Milk, water, and/or that left-over bottle of white wine hanging about in the far reaches of the fridge.

Butter and oil – Olive oil is obviously more Spanish but butter makes them taste better

Egg(s) - beaten

Panko – I’ve had Croqueta coated in flour, or coated in breadcrumbs, but nothing crisps-up like Panko. The grated crumbs of a special Japanese bread baked by passing an electric current through the dough, Panko is that crispy coating on those butterflyed prawns in Wagamama. You can always get Panko from an Asian supermarket - buy the biggest bag they’ve got. Panko is like; ammunition, votes, and money, you can never have enough.

Method:

Put the oven on – 100-150c is fine

Make a roux sauce, the thickest roux sauce you’ve ever seen.

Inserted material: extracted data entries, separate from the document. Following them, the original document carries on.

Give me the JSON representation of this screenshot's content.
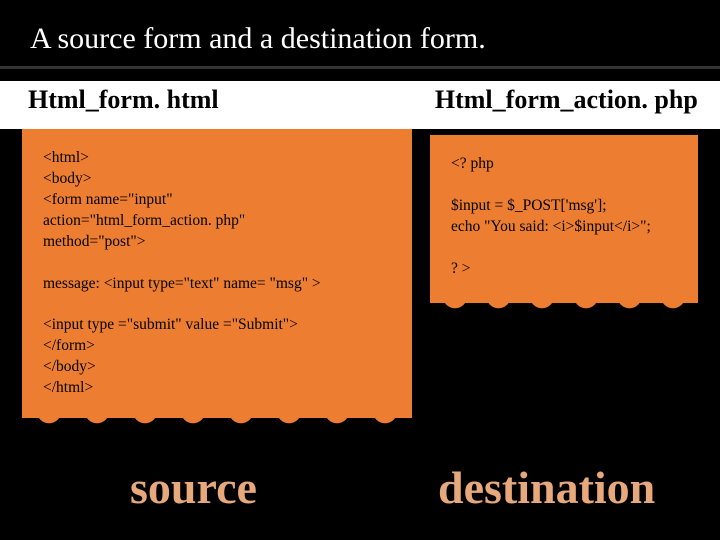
{
  "title": "A source form and a destination form.",
  "left": {
    "heading": "Html_form. html",
    "code": "<html>\n<body>\n<form name=\"input\"\naction=\"html_form_action. php\"\nmethod=\"post\">\n\nmessage: <input type=\"text\" name= \"msg\" >\n\n<input type =\"submit\" value =\"Submit\">\n</form>\n</body>\n</html>"
  },
  "right": {
    "heading": "Html_form_action. php",
    "code": "<? php\n\n$input = $_POST['msg'];\necho \"You said: <i>$input</i>\";\n\n? >"
  },
  "labels": {
    "source": "source",
    "destination": "destination"
  }
}
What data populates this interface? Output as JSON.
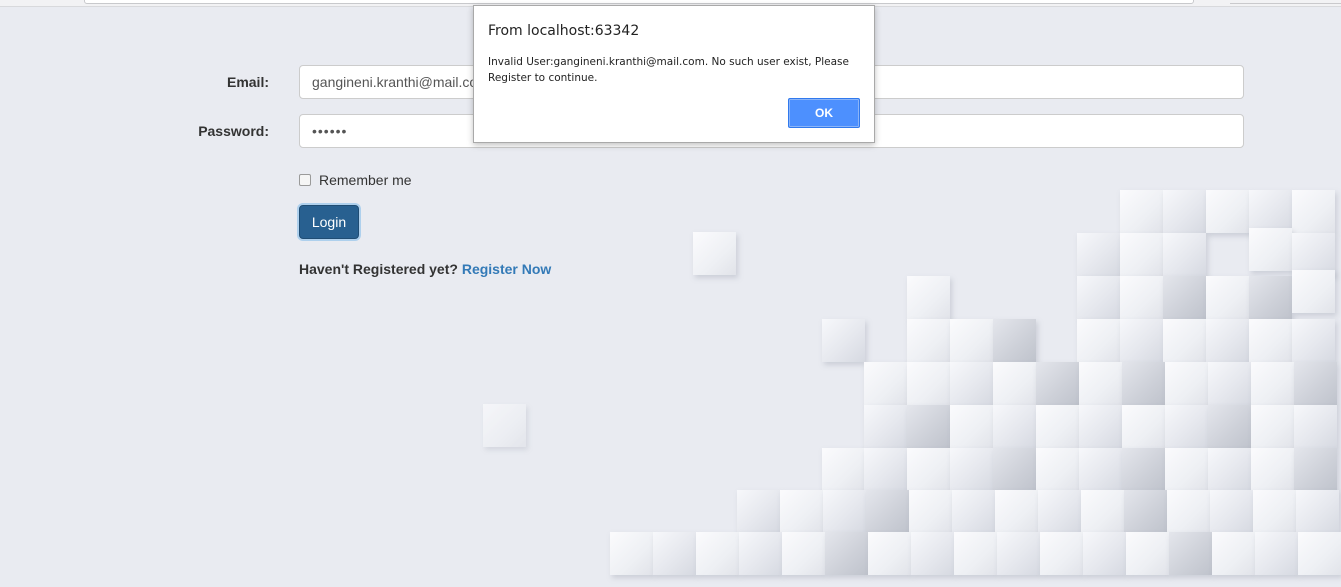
{
  "form": {
    "email_label": "Email:",
    "email_value": "gangineni.kranthi@mail.com",
    "password_label": "Password:",
    "password_value": "••••••",
    "remember_label": "Remember me",
    "remember_checked": false,
    "login_label": "Login",
    "register_prompt": "Haven't Registered yet?",
    "register_link": "Register Now"
  },
  "dialog": {
    "title": "From localhost:63342",
    "message": "Invalid User:gangineni.kranthi@mail.com. No such user exist, Please Register to continue.",
    "ok_label": "OK"
  },
  "colors": {
    "background": "#e9ebf1",
    "primary_button": "#286090",
    "link": "#337ab7",
    "dialog_ok": "#4d90fe"
  }
}
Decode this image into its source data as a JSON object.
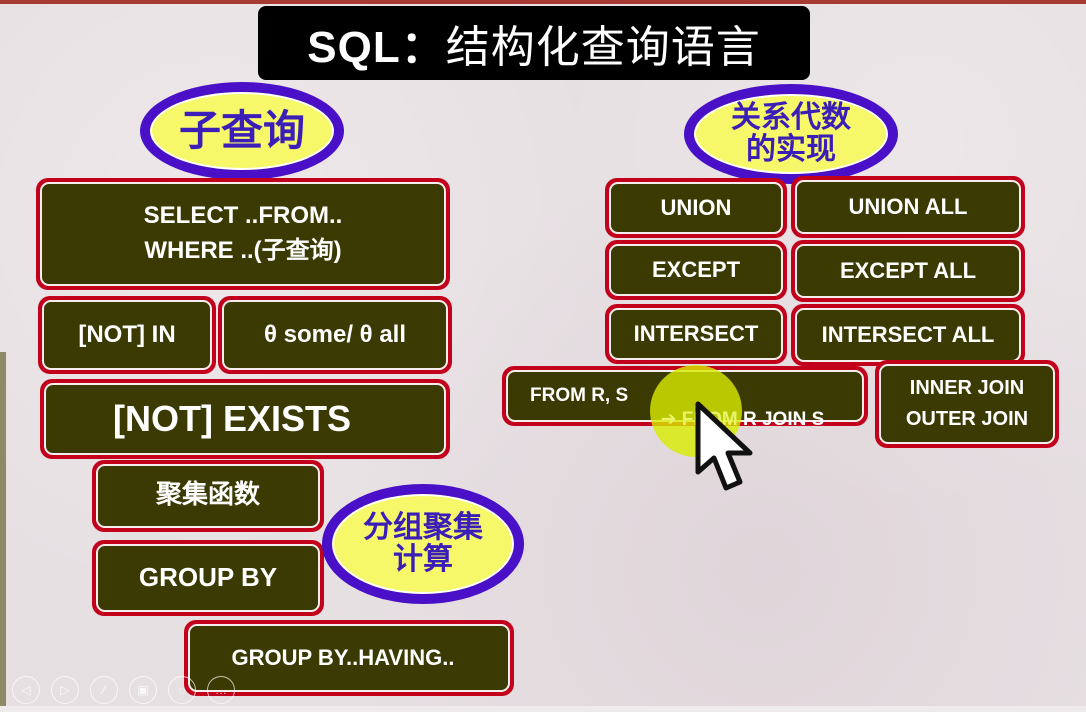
{
  "slide": {
    "title_prefix": "SQL：",
    "title_cn": "结构化查询语言",
    "colors": {
      "box_border": "#c3001b",
      "box_fill": "#3c3a03",
      "oval_border": "#4a10c8",
      "oval_fill": "#f7f76a",
      "oval_text": "#3b1db8",
      "title_bg": "#000000"
    }
  },
  "left": {
    "oval_label": "子查询",
    "select_box": {
      "line1": "SELECT ..FROM..",
      "line2": "WHERE ..(子查询)"
    },
    "not_in": "[NOT] IN",
    "theta": "θ some/ θ all",
    "not_exists": "[NOT] EXISTS",
    "aggregate": "聚集函数",
    "group_by": "GROUP BY",
    "group_oval": {
      "line1": "分组聚集",
      "line2": "计算"
    },
    "group_having": "GROUP BY..HAVING.."
  },
  "right": {
    "oval": {
      "line1": "关系代数",
      "line2": "的实现"
    },
    "set_ops": [
      {
        "left": "UNION",
        "right": "UNION ALL"
      },
      {
        "left": "EXCEPT",
        "right": "EXCEPT ALL"
      },
      {
        "left": "INTERSECT",
        "right": "INTERSECT ALL"
      }
    ],
    "join_box": {
      "from": "FROM R, S",
      "arrow": "➔",
      "to_highlight": "FROM",
      "to_rest": " R JOIN S"
    },
    "join_types": {
      "line1": "INNER JOIN",
      "line2": "OUTER JOIN"
    }
  },
  "player_controls": [
    {
      "icon": "prev-icon",
      "glyph": "◁"
    },
    {
      "icon": "next-icon",
      "glyph": "▷"
    },
    {
      "icon": "pen-icon",
      "glyph": "⁄"
    },
    {
      "icon": "slides-icon",
      "glyph": "▣"
    },
    {
      "icon": "zoom-icon",
      "glyph": "◌"
    },
    {
      "icon": "more-icon",
      "glyph": "…"
    }
  ]
}
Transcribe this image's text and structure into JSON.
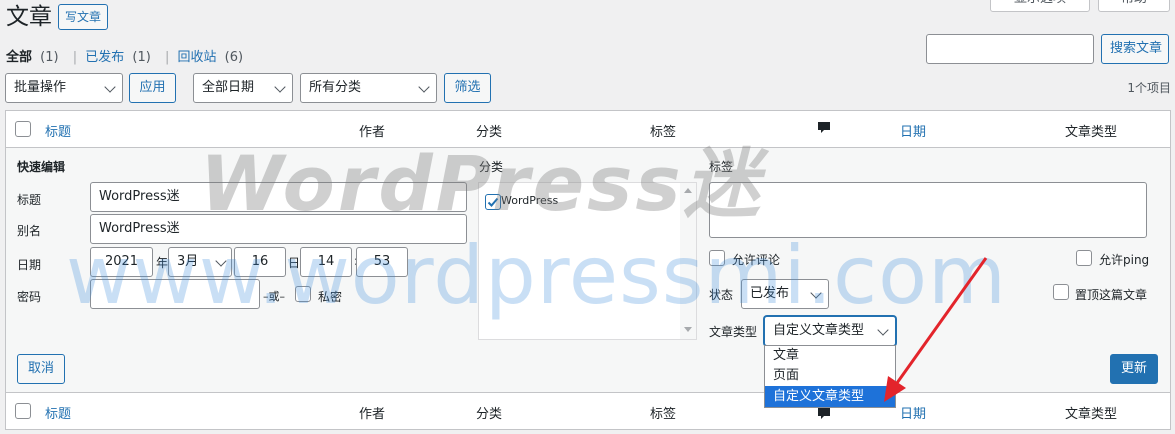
{
  "header": {
    "title": "文章",
    "add_new_label": "写文章",
    "top_button_1": "显示选项",
    "top_button_2": "帮助"
  },
  "filters": {
    "all_label": "全部",
    "all_count": "(1)",
    "published_label": "已发布",
    "published_count": "(1)",
    "trash_label": "回收站",
    "trash_count": "(6)",
    "separator": "|"
  },
  "search": {
    "value": "",
    "button_label": "搜索文章"
  },
  "toolbar": {
    "bulk_action": "批量操作",
    "apply_label": "应用",
    "date_filter": "全部日期",
    "category_filter": "所有分类",
    "filter_label": "筛选",
    "item_count": "1个项目"
  },
  "table": {
    "columns": {
      "title": "标题",
      "author": "作者",
      "category": "分类",
      "tags": "标签",
      "comments_icon": "comment-icon",
      "date": "日期",
      "post_type": "文章类型"
    }
  },
  "quick_edit": {
    "heading": "快速编辑",
    "title_label": "标题",
    "title_value": "WordPress迷",
    "slug_label": "别名",
    "slug_value": "WordPress迷",
    "date_label": "日期",
    "year": "2021",
    "year_unit": "年",
    "month": "3月",
    "day": "16",
    "day_unit": "日",
    "hour": "14",
    "time_sep": ":",
    "minute": "53",
    "password_label": "密码",
    "password_value": "",
    "or_label": "–或–",
    "private_label": "私密",
    "categories_label": "分类",
    "category_item": "WordPress",
    "tags_label": "标签",
    "tags_value": "",
    "allow_comments": "允许评论",
    "allow_ping": "允许ping",
    "status_label": "状态",
    "status_value": "已发布",
    "sticky_label": "置顶这篇文章",
    "post_type_label": "文章类型",
    "post_type_value": "自定义文章类型",
    "post_type_options": [
      "文章",
      "页面",
      "自定义文章类型"
    ],
    "cancel_label": "取消",
    "update_label": "更新"
  },
  "watermark": {
    "text_1": "WordPress迷",
    "text_2": "www.wordpressmi.com"
  },
  "colors": {
    "accent": "#2271b1",
    "arrow": "#e3242b"
  }
}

Heat some butter and oil – a tablespoon of each and four heaped tablespoons of flour. Fry the flour until it is starting to ‘golden’ rather than brown. Add salt then milk, wine, water [or a mix of] and stir like a crazy bitch until it changes consistency, becoming more ‘stretchy’. Pass the paste through a sieve. The roux should now look like a hot dough, or un-rolled pasta dough. Roughly chop your filling/leftovers, stir them in to the mix and leave the whole lot on a windowsill or in the fridge to go stone cold. As your paste cools it will thicken which really helps with the next stage. Patience Grasshopper.

When cold, if the mix isn’t so stiff you can roll it into a sausage shape, add some potato flour and keep stirring and adding until it is. Don’t be tempted to add wheat flour, as it’ll make the Croqueta taste floury.

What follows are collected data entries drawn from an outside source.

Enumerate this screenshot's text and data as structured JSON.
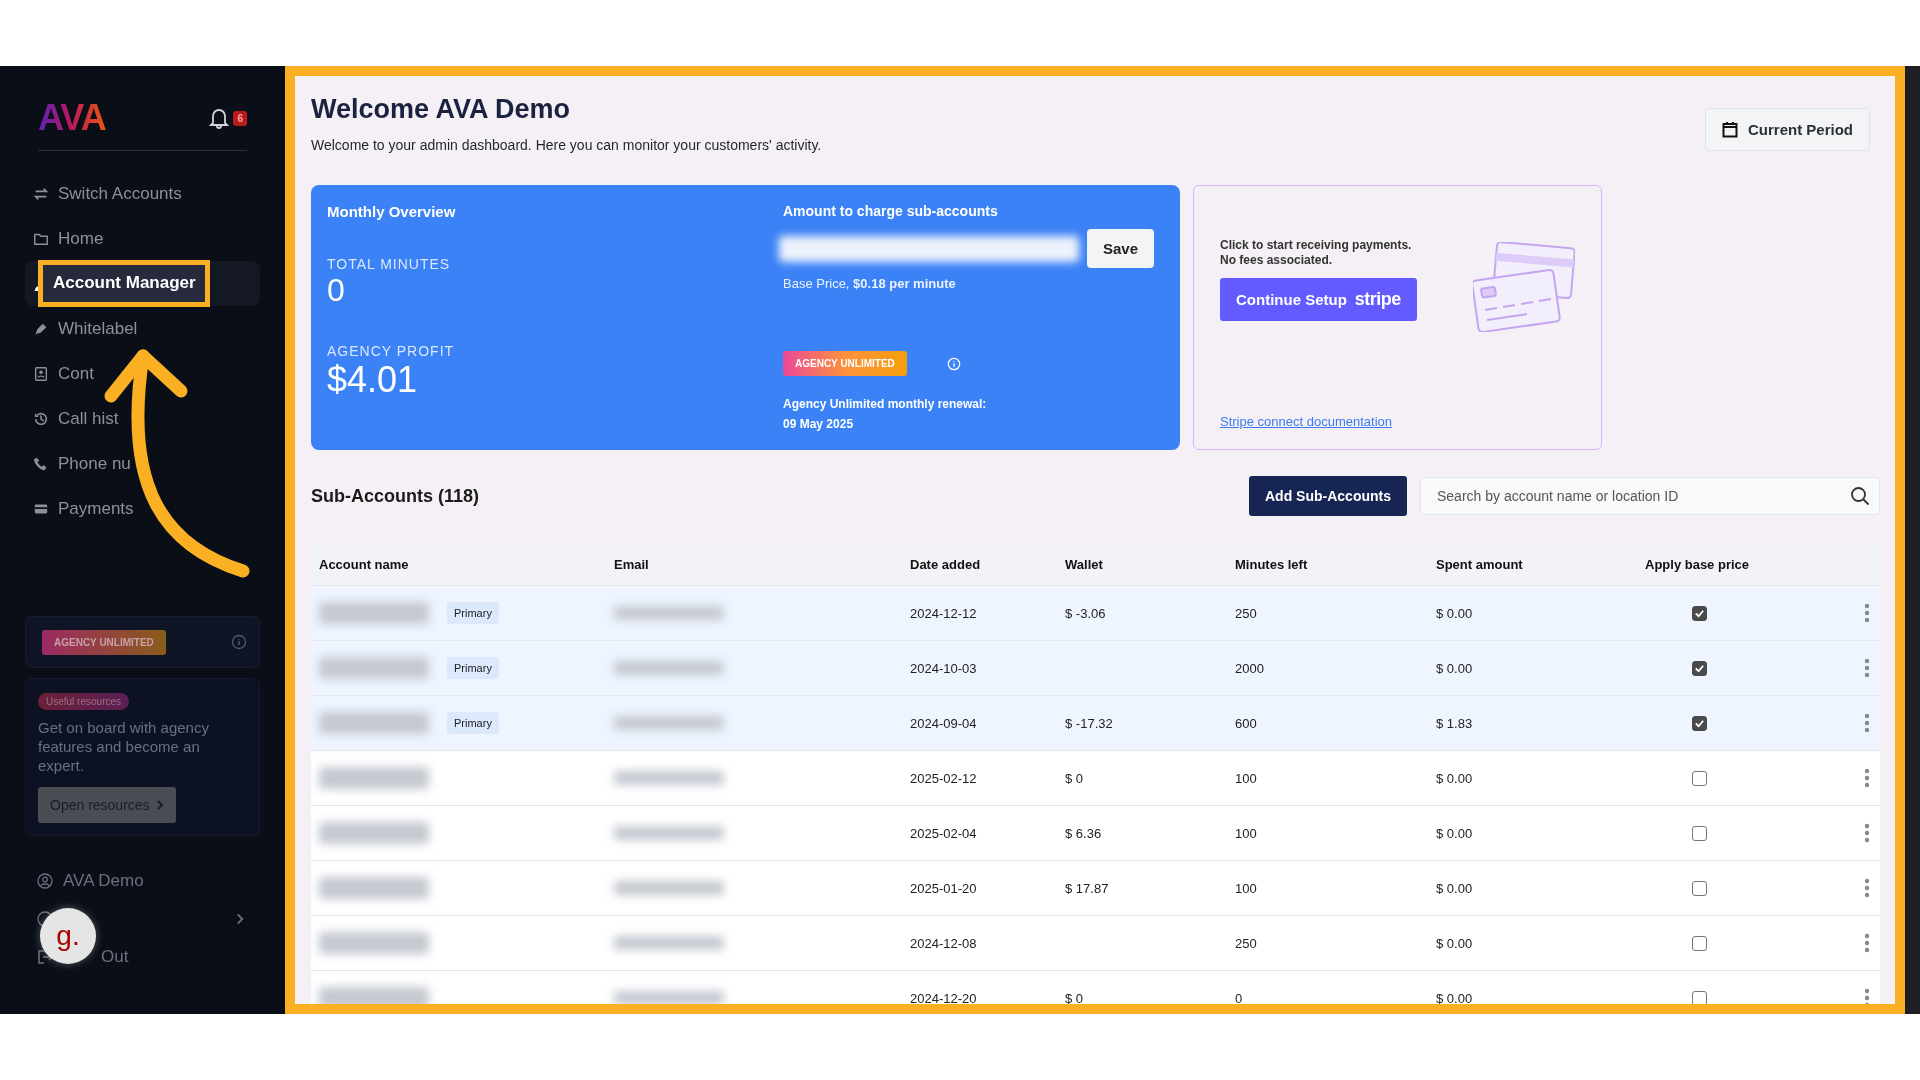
{
  "sidebar": {
    "logo": "AVA",
    "notification_count": "6",
    "nav": [
      {
        "label": "Switch Accounts",
        "selected": false
      },
      {
        "label": "Home",
        "selected": false
      },
      {
        "label": "Account Manager",
        "selected": true
      },
      {
        "label": "Whitelabel",
        "selected": false
      },
      {
        "label": "Cont",
        "selected": false
      },
      {
        "label": "Call hist",
        "selected": false
      },
      {
        "label": "Phone nu",
        "selected": false
      },
      {
        "label": "Payments",
        "selected": false
      }
    ],
    "plan_badge": "AGENCY UNLIMITED",
    "resources": {
      "tag": "Useful resources",
      "text": "Get on board with agency features and become an expert.",
      "button": "Open resources"
    },
    "user": "AVA Demo",
    "logout": "Out",
    "avatar_badge": "g."
  },
  "header": {
    "title": "Welcome AVA Demo",
    "subtitle": "Welcome to your admin dashboard. Here you can monitor your customers' activity.",
    "period_button": "Current Period"
  },
  "overview": {
    "title": "Monthly Overview",
    "total_minutes_label": "TOTAL MINUTES",
    "total_minutes": "0",
    "profit_label": "AGENCY PROFIT",
    "profit": "$4.01",
    "charge_label": "Amount to charge sub-accounts",
    "save": "Save",
    "base_price": "Base Price, **$0.18 per minute**",
    "plan_badge": "AGENCY UNLIMITED",
    "renewal": "Agency Unlimited monthly renewal:",
    "renewal_date": "09 May 2025"
  },
  "stripe": {
    "text": "Click to start receiving payments.",
    "text2": "No fees associated.",
    "button": "Continue Setup",
    "button_logo": "stripe",
    "link": "Stripe connect documentation"
  },
  "sub_accounts": {
    "title": "Sub-Accounts (118)",
    "add_button": "Add Sub-Accounts",
    "search_placeholder": "Search by account name or location ID"
  },
  "table": {
    "columns": [
      "Account name",
      "Email",
      "Date added",
      "Wallet",
      "Minutes left",
      "Spent amount",
      "Apply base price"
    ],
    "rows": [
      {
        "tag": "Primary",
        "highlighted": true,
        "date": "2024-12-12",
        "wallet": "$ -3.06",
        "minutes": "250",
        "spent": "$ 0.00",
        "checked": true
      },
      {
        "tag": "Primary",
        "highlighted": true,
        "date": "2024-10-03",
        "minutes": "2000",
        "spent": "$ 0.00",
        "checked": true
      },
      {
        "tag": "Primary",
        "highlighted": true,
        "date": "2024-09-04",
        "wallet": "$ -17.32",
        "minutes": "600",
        "spent": "$ 1.83",
        "checked": true
      },
      {
        "highlighted": false,
        "date": "2025-02-12",
        "wallet": "$ 0",
        "minutes": "100",
        "spent": "$ 0.00",
        "checked": false
      },
      {
        "highlighted": false,
        "date": "2025-02-04",
        "wallet": "$ 6.36",
        "minutes": "100",
        "spent": "$ 0.00",
        "checked": false
      },
      {
        "highlighted": false,
        "date": "2025-01-20",
        "wallet": "$ 17.87",
        "minutes": "100",
        "spent": "$ 0.00",
        "checked": false
      },
      {
        "highlighted": false,
        "date": "2024-12-08",
        "minutes": "250",
        "spent": "$ 0.00",
        "checked": false
      },
      {
        "highlighted": false,
        "date": "2024-12-20",
        "wallet": "$ 0",
        "minutes": "0",
        "spent": "$ 0.00",
        "checked": false
      }
    ]
  }
}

Dust a board or the countertop with potato flour, roll out your dough into long rolls about the same thickness as Cohiba Robusto [that’s ring gauge 50 aka 19.84mm] and cut into sections the length of a wine cork.

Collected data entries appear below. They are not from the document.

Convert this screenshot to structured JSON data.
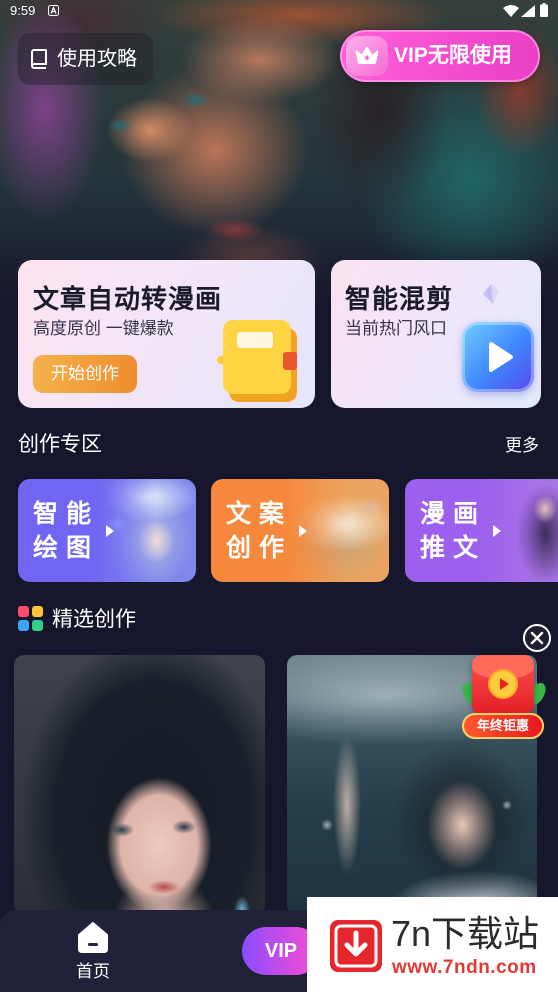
{
  "status_bar": {
    "time": "9:59",
    "icons": [
      "notification-icon",
      "wifi-icon",
      "signal-icon",
      "battery-icon"
    ]
  },
  "header": {
    "guide": {
      "label": "使用攻略",
      "icon": "book-icon"
    },
    "vip": {
      "label": "VIP无限使用",
      "icon": "crown-icon"
    }
  },
  "promo_cards": [
    {
      "title": "文章自动转漫画",
      "subtitle": "高度原创 一键爆款",
      "button": "开始创作",
      "icon": "notebook-icon"
    },
    {
      "title": "智能混剪",
      "subtitle": "当前热门风口",
      "icon": "play-icon"
    }
  ],
  "creation_zone": {
    "title": "创作专区",
    "more": "更多",
    "items": [
      {
        "line1": "智能",
        "line2": "绘图",
        "color": "#7166f4"
      },
      {
        "line1": "文案",
        "line2": "创作",
        "color": "#f5883c"
      },
      {
        "line1": "漫画",
        "line2": "推文",
        "color": "#9d60ee"
      }
    ]
  },
  "featured": {
    "title": "精选创作",
    "icon": "grid-icon",
    "close_icon": "close-icon"
  },
  "floating_promo": {
    "label": "年终钜惠",
    "icon": "red-envelope-icon"
  },
  "bottom_nav": {
    "home": {
      "label": "首页",
      "icon": "home-icon"
    },
    "vip": {
      "label": "VIP"
    }
  },
  "watermark": {
    "name": "7n下载站",
    "url": "www.7ndn.com",
    "icon": "download-icon"
  },
  "colors": {
    "background": "#16162c",
    "nav": "#22213a",
    "vip_pink": "#f24fd0",
    "start_orange": "#f19a33",
    "watermark_red": "#e53935"
  }
}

Dust your Croqueta with more potato flour, making sure the cut ends are well covered. Shake off any loose potato flour.

Dip each piece in your beaten eggs, roll in the Panko.

This is when you could put them in the fridge to cook later or even freeze for much later.

Fry them. For the best results use pork fat, but vegetable oil will do. Olive oil won’t work so well as its flavour is ruined at the temperatures you’ll need for proper frying. The name of the game is to achieve a nice, even, golden brown colour. Start with a practice off-cut from your least handsome Croqueta, the oil needs to be just a little cooler than you’d expect. The Croqueta need plenty of room to float about and turn over easily. Putting too many in the pan cools the oil, a one-way ticket to nasty soggy Croqueta. You’re better than that - Patience Grasshopper.

Lift each batch out and put them to drain on a pile of paper towels on the now warmed plate you put in the oven at the beginning. The exterior colour is what’s most important, leaving them to stand in the oven will make them less greasy and insure they’re hot all the way though.

Serve with made [not bought] mayonnaise/aioli and or grated tomatoes with a little garlic.